Postoperative Analgesic Efficacy of Transverse Abdominis Plane Block versus Port Site Local Infiltration in Laparoscopic Gynaecological Surgeries- A Randomised Clinical Trial
Dr. MS Anusha,
Assistant Professor, Department of Anaesthesiology, PES Institute of Medical Sciences and Research, Kuppam-517425, Andhra Pradesh, India.
Introduction: Pain relief postoperatively has advantages related to better patient satisfaction in terms of early ambulation and discharge and also better cardiovascular stability, decreased infections, neurological complications, prevention of thromboembolic phenomenon, and chronic pain syndrome. Non Steroidal Anti-Inflammatory Drugs (NSAIDs) and opioids are the most commonly used drugs in pain management. Transverse Abdominis Plane (TAP) block is a regional analgesic technique, which provides analgesia of the anterolateral abdominal wall and hence can be used to provide analgesia for caesarean section, hernia repairs, hysterectomies, cholecystectomy.
Aim: To compare the effectiveness of bilateral TAP block versus port sites local anaesthetic infiltration to relieve postoperative pain in laparoscopic gynaecological surgeries.

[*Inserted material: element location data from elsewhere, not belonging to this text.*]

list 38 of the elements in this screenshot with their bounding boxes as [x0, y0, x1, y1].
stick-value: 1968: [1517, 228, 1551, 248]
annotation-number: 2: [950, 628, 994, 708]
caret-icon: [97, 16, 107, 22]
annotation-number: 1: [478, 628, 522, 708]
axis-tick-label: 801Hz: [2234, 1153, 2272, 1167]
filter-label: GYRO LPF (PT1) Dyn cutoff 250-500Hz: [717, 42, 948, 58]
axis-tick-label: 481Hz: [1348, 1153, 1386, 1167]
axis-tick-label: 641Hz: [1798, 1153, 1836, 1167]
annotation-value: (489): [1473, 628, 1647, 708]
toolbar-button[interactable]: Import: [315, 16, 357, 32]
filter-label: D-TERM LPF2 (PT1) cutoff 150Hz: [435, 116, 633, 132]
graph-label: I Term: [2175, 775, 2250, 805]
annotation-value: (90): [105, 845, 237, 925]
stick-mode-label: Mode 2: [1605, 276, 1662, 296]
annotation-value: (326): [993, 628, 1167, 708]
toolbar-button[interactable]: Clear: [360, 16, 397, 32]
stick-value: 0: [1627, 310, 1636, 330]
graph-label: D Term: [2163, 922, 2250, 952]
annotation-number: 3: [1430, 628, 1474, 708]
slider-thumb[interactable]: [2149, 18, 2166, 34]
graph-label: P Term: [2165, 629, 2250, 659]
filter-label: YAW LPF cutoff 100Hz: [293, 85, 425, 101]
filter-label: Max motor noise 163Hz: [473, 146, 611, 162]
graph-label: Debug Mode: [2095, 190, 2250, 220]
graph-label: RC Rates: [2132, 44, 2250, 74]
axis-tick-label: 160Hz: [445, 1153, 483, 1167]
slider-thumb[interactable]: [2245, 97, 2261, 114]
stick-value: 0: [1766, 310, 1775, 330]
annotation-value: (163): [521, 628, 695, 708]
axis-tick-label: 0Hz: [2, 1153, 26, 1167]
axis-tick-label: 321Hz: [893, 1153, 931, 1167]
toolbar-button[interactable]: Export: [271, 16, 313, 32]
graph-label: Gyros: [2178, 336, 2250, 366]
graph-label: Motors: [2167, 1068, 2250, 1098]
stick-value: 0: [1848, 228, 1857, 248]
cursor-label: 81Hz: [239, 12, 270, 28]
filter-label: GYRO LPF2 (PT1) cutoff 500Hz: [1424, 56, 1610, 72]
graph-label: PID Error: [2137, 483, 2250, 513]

Materials and Methods: This single-blinded randomised clinical study conducted at PES Institute of Medical Sciences and Research, Kuppam, Andhra Pradesh, India, from January 2020 to June 2021. The clinical trial was conducted on 80 patients belonging to American Society of Anaesthesiologist (ASA) I and II posted for elective laparoscopic gynaecological surgeries. Patients were randomly allocated into two groups with 40 patients in each group. Group T (TAP block) received 0.6 mL/kg of 0.25% bupivacaine for bilateral ultrasound guided TAP block and group O (port sites local infiltration) received 0.6 mL/kg of 0.25% bupivacaine for port sites infiltration. At the end of surgery, patients received either TAP block or port site infiltration as per the group allocated and then extubated. Postoperative pain intensity using Visual Analogue Scale (VAS) score were recorded at the time of shifting as 0 hr and then every 2 hrs, 4 hrs, 6 hrs, 8 hrs, 12 hrs and 24 hrs. The mean time for first rescue analgesia and total number of rescue analgesic given in first 24 hrs were noted. Haemodynamic parameters and side-effects with study drug were noted. For inferential statistics, numerical data was analysed by Chi-square test and for categorical data student’s t-test was used. A p-value <0.05 was considered as statistically significant.
Results: Demographic parameters in both groups were comparable. There was no significant difference in VAS score upto 4 hours in between two groups. But mean VAS score was significantly low in group T when compared to group O at 6 hours (2.2±0.4 vs 2.7±0.5), 8 hours (2.7±0.4 vs 3.2±0.7) and 12 hours (3.3±0.5 vs 3.6±0.5). The time to receive rescue analgesic was longer in TAP block group (13.7±1.5 vs 10.6±1.64 hrs) when compared to port sites local infiltration group. And total number of rescue analgesia received was low in TAP block group (70% recieved single dose) when compared to port sites local infiltration group (80% received two doses).
Conclusion: The TAP block and port sites infiltration in patients undergoing laparoscopic gynaecological surgeries are used for effective postoperative analgesia as part of multimodal analgesia, which reduces the use of other analgesics like NSAIDS and opioids. However, TAP block provides superior and prolonged pain relief when compared to port sites local infiltration.